Figure 12

Lentivirus designed with a 1.3 αCaMKII promoter and an intron conferred in vitro and in vivo expression of full length GluN2A. (A) Viral genome maps for pLenti7.3 vectors containing either the Flag-GluN2A coding region or a MCS with a 1.3αCaMKII promoter and intron. (B) A lentivirus plasmid designed to express Flag-GluN2A that included an intron from a 1.3αCaMKII promoter was transfected into N2A cells and 24 hours post transfection the cells were examined by ICC for Flag-GluN2 expression. This plasmid was not capable of conferring Flag-GluN2A expression. However when this plasmid was linearized, (Lenti-1.3αCaMKII + intron-GluN2A*) and then transfected as above to eliminate the RSV promoter from interfering with GluN2 expression, Flag-GluN2 expression was indeed detected. Non-transfected cells and cells transfected with the pRK5-Flag-GluN2A plasmid were processed as negative and positive ICC controls respectively (scale bar = 20 μm). (C) A lentivirus designed to express Flag-GluN2A that included an intron from a 1.3αCaMKII promoter was infused into the rat BLA. Ten days following viral infusion, coronal sections were prepared that contained the BLA and Flag-GluN2 expression was observed via IHC and fluorescence microscopy.
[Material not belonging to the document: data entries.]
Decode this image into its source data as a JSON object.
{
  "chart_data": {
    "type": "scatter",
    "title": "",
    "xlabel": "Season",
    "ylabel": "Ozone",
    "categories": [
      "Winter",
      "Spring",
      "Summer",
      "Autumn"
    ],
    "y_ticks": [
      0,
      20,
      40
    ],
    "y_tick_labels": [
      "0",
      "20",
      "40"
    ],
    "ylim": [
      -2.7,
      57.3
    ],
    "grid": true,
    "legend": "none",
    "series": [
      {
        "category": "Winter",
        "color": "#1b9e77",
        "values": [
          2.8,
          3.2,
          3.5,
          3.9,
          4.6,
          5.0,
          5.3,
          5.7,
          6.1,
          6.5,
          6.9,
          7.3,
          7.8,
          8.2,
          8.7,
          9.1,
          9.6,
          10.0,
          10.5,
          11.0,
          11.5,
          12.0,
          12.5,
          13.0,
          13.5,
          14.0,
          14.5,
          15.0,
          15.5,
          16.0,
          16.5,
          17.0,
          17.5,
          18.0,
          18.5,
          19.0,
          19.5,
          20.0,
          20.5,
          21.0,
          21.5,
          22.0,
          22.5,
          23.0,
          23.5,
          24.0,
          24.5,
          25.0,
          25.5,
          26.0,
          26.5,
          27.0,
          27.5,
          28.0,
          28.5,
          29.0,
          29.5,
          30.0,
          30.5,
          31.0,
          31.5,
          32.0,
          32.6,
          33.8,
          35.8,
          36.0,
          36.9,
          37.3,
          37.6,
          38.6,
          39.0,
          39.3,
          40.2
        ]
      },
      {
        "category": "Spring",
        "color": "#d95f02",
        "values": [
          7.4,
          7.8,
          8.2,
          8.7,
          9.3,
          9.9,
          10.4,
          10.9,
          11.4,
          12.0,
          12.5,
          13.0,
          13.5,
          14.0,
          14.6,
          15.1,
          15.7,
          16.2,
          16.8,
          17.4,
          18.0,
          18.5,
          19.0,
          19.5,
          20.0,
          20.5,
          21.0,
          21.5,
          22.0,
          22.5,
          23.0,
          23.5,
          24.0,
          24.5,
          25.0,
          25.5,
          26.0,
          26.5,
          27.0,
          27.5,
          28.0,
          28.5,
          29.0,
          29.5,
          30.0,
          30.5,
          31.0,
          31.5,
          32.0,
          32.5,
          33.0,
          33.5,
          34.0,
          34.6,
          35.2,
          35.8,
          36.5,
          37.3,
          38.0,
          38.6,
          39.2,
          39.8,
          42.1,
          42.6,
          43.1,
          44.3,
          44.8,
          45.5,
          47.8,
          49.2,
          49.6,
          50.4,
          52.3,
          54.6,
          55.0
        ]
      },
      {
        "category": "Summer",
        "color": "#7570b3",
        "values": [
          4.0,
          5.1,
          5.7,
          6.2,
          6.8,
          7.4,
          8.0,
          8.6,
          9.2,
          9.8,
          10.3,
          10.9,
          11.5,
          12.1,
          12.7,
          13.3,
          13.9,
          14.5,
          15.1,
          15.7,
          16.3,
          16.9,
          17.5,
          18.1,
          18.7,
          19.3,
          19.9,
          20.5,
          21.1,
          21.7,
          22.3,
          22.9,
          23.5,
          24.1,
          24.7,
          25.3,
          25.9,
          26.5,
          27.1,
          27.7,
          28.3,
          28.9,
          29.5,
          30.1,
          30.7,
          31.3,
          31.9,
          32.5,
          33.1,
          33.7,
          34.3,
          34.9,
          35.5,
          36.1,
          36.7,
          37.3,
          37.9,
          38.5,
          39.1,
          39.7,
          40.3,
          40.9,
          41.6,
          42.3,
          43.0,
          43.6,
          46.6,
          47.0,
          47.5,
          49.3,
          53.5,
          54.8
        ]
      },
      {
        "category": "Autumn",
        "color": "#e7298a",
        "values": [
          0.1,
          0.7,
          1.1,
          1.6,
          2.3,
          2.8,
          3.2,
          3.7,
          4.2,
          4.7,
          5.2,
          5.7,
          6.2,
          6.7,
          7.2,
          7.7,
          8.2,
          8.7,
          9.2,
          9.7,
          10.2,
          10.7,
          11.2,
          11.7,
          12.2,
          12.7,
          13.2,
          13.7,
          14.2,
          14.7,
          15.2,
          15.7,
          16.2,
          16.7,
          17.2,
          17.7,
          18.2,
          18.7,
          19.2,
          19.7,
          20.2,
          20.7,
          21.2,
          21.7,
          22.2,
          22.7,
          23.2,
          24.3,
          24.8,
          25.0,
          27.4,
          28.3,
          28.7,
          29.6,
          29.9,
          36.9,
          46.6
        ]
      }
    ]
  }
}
Coronal sections from non-infused animals were processed as a negative control for Flag-IHC. (D) In this experiment, it was determined if the Flag-GluN2A expression from the 1.3αCaMKII-intron virus was predominantly restricted to neurons, by performing an IHC for Flag-GluN2A and the neuronal marker NeuN. Images depict Flag-GluN2A staining (Tx-red) with the same fields viewed for NeuN (FITC) staining and a merged image of these two images. This virus was capable of conferring GluN2A expression predominantly within neurons. Arrows point to a subset of NeuN positive cells that are also Flag-GluN2A positive (E) Quantification of data presented in (D), error bars represent the standard error of the mean, (scale bar = 50 μm).